Pour les travailleurs concernés, la reconnaissance en tant que maladie professionnelle constitue une grande différence. « Cela leur donne le droit au remboursement de 100 % de leurs frais médicaux et d’hospitalisation. Actuellement, les travailleurs malades doivent assumer eux-mêmes les frais non couverts par l’assurance maladie. Et cela peut vite grimper. La reconnaissance comme maladie professionnelle signifie également que les salariés perçoivent 90 % de leur dernier salaire, ce qui constitue un fameux ballon d’oxygène. Sous l’assurance maladie, on retombe à 65 % de son salaire au bout d’un mois seulement, voire 40 % dans le cas des cohabitants », explique Nadia Moscufo.

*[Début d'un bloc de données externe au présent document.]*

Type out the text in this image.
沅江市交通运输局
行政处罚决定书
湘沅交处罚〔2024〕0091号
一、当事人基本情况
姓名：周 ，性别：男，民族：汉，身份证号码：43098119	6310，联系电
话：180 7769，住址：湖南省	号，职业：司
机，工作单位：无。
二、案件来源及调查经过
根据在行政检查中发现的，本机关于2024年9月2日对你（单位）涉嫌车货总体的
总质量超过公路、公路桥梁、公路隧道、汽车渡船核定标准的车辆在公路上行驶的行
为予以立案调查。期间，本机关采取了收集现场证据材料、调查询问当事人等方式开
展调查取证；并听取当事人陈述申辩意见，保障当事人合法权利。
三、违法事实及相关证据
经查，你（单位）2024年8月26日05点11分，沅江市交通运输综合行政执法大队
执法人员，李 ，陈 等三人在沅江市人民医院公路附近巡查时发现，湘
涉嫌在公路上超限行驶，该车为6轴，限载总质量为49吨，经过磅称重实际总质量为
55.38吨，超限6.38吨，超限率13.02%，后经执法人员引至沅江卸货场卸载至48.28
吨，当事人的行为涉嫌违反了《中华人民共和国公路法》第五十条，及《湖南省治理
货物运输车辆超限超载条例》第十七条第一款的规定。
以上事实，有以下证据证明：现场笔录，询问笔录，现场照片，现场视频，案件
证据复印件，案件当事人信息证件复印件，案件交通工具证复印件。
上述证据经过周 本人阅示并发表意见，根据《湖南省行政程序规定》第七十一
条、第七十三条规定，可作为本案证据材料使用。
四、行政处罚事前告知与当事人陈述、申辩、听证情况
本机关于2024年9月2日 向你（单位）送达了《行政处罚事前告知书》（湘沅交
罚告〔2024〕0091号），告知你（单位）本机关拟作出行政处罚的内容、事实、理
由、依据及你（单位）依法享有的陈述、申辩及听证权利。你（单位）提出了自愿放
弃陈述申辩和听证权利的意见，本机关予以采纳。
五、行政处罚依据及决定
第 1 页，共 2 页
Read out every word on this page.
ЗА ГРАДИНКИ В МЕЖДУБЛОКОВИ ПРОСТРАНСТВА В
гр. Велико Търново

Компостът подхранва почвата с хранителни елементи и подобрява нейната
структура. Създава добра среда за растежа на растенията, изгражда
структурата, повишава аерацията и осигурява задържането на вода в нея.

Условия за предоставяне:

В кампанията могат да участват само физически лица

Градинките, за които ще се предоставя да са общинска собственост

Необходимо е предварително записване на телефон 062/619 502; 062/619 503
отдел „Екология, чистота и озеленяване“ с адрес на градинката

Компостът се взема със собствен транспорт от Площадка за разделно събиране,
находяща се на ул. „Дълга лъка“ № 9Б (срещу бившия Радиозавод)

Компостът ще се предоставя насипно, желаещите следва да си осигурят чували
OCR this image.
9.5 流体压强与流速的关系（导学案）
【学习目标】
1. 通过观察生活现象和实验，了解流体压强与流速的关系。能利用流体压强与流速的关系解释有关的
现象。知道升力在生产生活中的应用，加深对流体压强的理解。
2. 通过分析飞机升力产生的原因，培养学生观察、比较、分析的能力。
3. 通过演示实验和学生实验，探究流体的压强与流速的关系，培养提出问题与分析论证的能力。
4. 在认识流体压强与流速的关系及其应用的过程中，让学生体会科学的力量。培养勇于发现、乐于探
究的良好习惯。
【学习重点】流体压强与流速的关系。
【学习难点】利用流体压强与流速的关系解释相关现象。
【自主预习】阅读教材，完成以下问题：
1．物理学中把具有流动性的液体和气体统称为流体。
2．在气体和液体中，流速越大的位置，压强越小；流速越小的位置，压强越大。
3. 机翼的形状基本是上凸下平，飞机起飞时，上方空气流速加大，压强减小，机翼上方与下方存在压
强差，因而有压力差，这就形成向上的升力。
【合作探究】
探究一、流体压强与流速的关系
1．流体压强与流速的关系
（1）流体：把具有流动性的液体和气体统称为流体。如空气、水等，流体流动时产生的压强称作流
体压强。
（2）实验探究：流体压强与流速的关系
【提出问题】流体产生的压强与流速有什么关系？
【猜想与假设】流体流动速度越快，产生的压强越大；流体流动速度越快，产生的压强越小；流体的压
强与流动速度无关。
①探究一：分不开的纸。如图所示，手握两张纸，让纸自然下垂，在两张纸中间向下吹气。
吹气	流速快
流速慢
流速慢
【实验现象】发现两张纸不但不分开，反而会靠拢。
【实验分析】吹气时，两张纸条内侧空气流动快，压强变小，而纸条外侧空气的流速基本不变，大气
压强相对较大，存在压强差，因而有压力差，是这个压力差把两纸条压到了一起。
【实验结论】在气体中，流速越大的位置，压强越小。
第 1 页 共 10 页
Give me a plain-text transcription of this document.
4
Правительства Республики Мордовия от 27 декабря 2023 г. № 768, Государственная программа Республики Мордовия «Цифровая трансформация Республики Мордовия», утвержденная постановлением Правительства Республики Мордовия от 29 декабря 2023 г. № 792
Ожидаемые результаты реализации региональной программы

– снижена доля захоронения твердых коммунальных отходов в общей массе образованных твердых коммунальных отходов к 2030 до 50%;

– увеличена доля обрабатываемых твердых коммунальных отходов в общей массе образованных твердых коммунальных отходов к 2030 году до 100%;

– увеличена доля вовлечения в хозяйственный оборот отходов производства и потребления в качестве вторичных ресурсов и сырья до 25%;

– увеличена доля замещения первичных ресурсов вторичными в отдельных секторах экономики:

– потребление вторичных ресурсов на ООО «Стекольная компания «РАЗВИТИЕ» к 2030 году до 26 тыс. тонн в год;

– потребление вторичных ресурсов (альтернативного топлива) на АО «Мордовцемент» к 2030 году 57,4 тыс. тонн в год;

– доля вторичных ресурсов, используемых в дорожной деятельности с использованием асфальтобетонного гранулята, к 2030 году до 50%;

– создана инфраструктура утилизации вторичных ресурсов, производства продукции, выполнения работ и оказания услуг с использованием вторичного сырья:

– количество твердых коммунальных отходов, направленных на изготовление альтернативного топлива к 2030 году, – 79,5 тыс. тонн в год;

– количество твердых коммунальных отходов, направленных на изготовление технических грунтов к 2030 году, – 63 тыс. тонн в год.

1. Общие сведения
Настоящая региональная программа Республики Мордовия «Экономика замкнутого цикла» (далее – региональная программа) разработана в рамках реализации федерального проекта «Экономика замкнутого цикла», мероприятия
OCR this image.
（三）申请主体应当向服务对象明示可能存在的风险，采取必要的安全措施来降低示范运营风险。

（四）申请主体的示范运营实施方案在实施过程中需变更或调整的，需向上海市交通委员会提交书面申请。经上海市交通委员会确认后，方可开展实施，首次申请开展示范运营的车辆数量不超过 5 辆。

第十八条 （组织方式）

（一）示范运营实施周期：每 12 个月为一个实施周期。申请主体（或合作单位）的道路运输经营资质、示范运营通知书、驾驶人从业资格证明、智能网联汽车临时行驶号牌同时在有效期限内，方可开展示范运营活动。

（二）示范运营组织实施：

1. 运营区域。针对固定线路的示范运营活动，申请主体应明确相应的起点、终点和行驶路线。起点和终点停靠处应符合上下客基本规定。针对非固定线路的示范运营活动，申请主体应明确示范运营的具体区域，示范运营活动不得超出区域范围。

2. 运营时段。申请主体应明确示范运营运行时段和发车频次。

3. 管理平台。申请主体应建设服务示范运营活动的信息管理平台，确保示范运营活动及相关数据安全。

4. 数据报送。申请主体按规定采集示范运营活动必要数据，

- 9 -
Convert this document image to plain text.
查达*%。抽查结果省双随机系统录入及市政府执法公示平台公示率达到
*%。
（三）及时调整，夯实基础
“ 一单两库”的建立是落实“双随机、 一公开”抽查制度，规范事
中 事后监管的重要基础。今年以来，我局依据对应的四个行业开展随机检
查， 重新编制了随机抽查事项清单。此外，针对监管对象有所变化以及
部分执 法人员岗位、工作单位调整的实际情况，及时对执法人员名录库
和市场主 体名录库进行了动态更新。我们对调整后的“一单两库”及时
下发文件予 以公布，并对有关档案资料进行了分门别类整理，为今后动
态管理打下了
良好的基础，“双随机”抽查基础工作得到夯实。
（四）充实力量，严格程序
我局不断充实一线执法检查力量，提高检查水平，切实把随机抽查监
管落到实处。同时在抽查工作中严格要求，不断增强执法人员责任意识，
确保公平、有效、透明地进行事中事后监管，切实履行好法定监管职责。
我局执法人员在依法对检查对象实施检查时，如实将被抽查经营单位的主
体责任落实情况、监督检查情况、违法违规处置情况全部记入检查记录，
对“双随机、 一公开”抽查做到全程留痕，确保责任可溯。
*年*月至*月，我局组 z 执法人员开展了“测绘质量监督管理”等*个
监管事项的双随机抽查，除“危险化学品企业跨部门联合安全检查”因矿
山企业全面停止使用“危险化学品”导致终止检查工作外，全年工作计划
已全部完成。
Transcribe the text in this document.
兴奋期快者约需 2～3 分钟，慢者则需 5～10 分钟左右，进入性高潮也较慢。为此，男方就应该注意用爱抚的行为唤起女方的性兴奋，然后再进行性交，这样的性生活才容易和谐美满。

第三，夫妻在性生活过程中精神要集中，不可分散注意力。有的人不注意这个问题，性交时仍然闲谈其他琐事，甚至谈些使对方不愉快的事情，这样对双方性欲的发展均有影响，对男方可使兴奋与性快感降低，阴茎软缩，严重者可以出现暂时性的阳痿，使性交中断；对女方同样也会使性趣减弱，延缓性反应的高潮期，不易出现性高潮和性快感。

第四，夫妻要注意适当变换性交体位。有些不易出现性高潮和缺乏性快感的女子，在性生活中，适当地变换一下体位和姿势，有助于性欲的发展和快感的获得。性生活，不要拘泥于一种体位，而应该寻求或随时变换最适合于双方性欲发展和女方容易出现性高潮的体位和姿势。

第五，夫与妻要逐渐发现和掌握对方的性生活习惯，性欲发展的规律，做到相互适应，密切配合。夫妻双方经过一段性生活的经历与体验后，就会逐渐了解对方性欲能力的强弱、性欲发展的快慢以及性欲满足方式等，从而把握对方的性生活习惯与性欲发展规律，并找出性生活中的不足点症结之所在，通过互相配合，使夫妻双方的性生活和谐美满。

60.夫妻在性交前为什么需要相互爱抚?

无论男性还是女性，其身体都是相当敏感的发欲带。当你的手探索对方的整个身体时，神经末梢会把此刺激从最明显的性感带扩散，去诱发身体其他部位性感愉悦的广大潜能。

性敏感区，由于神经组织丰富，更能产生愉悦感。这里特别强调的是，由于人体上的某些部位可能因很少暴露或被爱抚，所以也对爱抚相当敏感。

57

Aujourd’hui, le coronavirus est déjà reconnu comme une maladie professionnelle pour les travailleurs du secteur des soins de santé « Cela vaut notamment pour les ambulanciers, le personnel hospitalier et le personnel des maisons de repos, par exemple, où un foyer de Covid-19 s’est déclaré. Nous voulons étendre cela à tous les secteurs où le personnel doit continuer à travailler pendant l’épidémie de coronavirus, ce qui l’oblige à avoir des contacts physiques avec des collègues ou des tiers », conclut Nadia Moscufo.